Jackson gives us the same debate that Sam overhears but with a major difference. In his version the debate is between good and evil. He gives us a sense that within the miserable creature that has guided Frodo and Sam through the Dead Marshes almost as far as the Black Gate the possibility remains that good might still triumph. Indeed at this point of the story the good Sméagol does seem to triumph over the evil Gollum and the debate ends with Sméagol crying out “I’m free! I’m free!”

But Tolkien gives us a very different version of this debate. Here we see the same Gollum whose mind has been utterly overthrown by his desire for the Ring. When Gollum thinks about the promise that he made to Frodo to “serve the master of the Precious” all that he thinks about is that if he were to regain the Ring then he would be its master and so would have kept the promise. Sméagol, on the other hand, could never be described in any sense as good. In Tolkien’s version of the debate we see a pathetic cringing figure driven mainly by fear. Fear that there might be terrible consequences if he were to break the promise because the promise is held by the Ring and he fears the Ring above all things, and fear that in trying to take the Ring he might be killed because there are two hobbits and only one of him. Sméagol does have some sense of gratitude to Frodo who took the elven rope off his leg but his goodness goes little further than that. And the debate ends, not with Sméagol’s cry of joy that he is free of the control of the Ring and of his Gollum alter ego but with his hand slowly reaching out to seize the Ring, an action that is only prevented by Sam appearing to wake up.

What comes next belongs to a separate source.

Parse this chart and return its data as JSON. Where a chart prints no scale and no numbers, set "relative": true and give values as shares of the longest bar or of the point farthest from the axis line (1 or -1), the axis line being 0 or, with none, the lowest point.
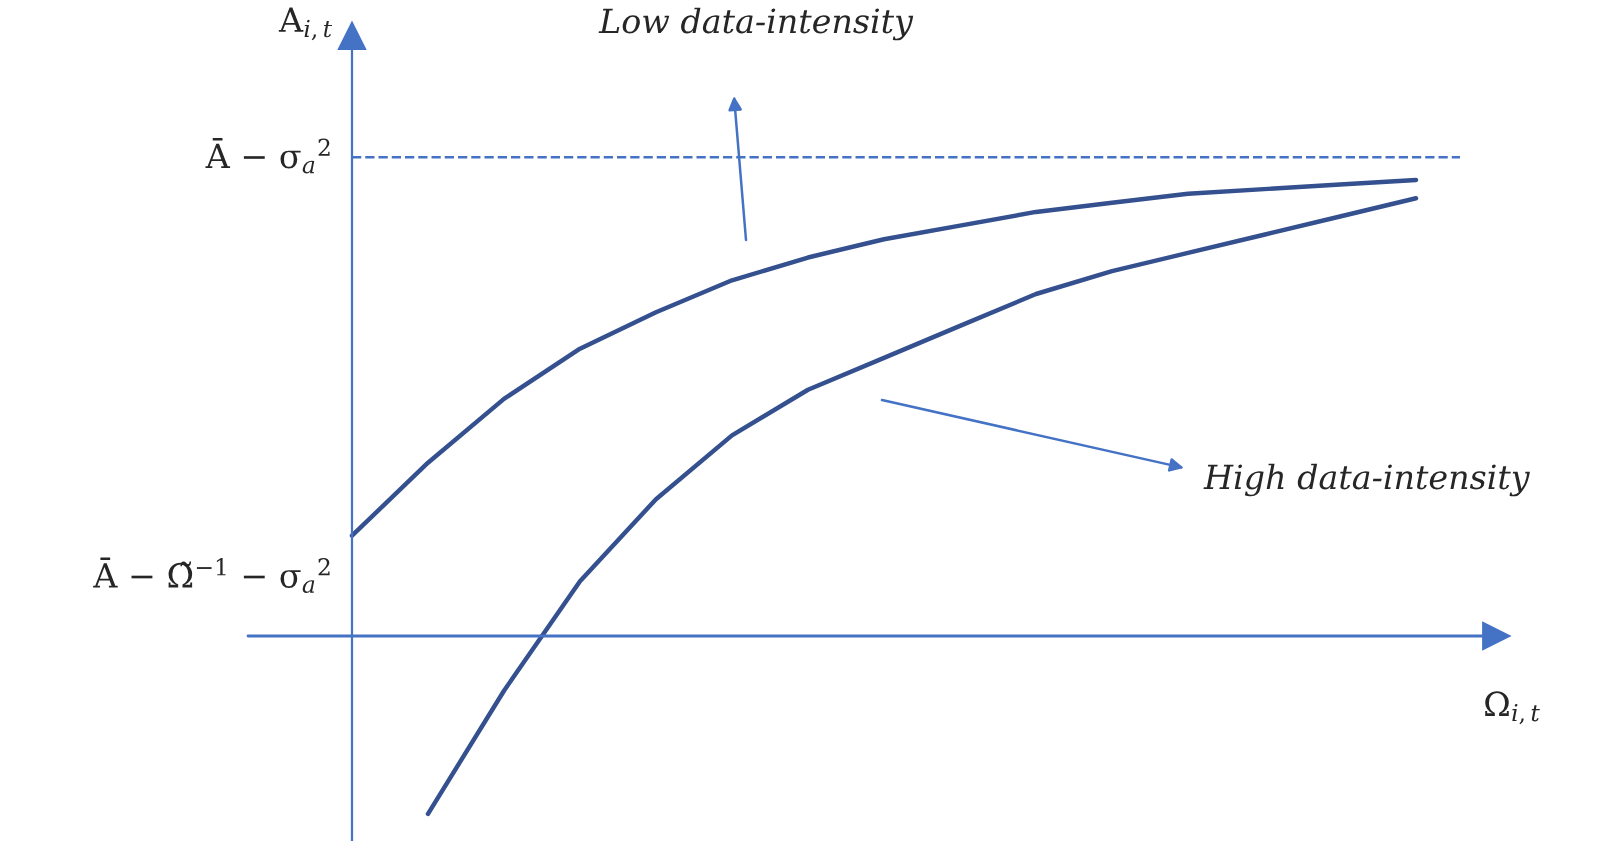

The Ring and its corruption have a complete hold over all that Gollum or Sméagol are. The distinction that Sam makes between them as Slinker and Stinker is pretty accurate. But there is one sense in which Gollum has grown as a character during the long years of his existence. The Gollum who took the Ring by the murder of his friend was a creature with almost minimal ambition. Apart from a desire to hide and to survive all that drove him was a desire to find the roots of things and this desire sent him deep under the Misty Mountains where all he found was darkness.

This all changed when Bilbo took the Ring from him and he began his long search for it. As he searched he began to understand more and more about the thing that he had possessed for so many years and with which he had done practically nothing. And he learnt this most when he fell into the hands of Sauron, the Lord of the Ring. It was from Sauron that he learned about mastery, the ability to rule over others. That is why Gollum refers to Sauron as He. This leads Gollum to develop a fantasy life, one in which he is “Lord Sméagol? Gollum the Great? The Gollum!”. Gollum imagines himself as lord and ruler of all. A life in which he is able to exchange his pathetic cringing existence for one in which all will bow down to him, even the Nazgûl. But even then his ambition is very limited. All he desires with all his mastery is fish “three times a day, fresh from the Sea”.

Last week we thought about Sauron’s desire to see everything and to control it. Gollum’s desire is not very different and like Sauron he does not so much possess his desire but is possessed by it. He would not be the Lord of the Ring so much as to be ruled by it. And is Sauron so very different?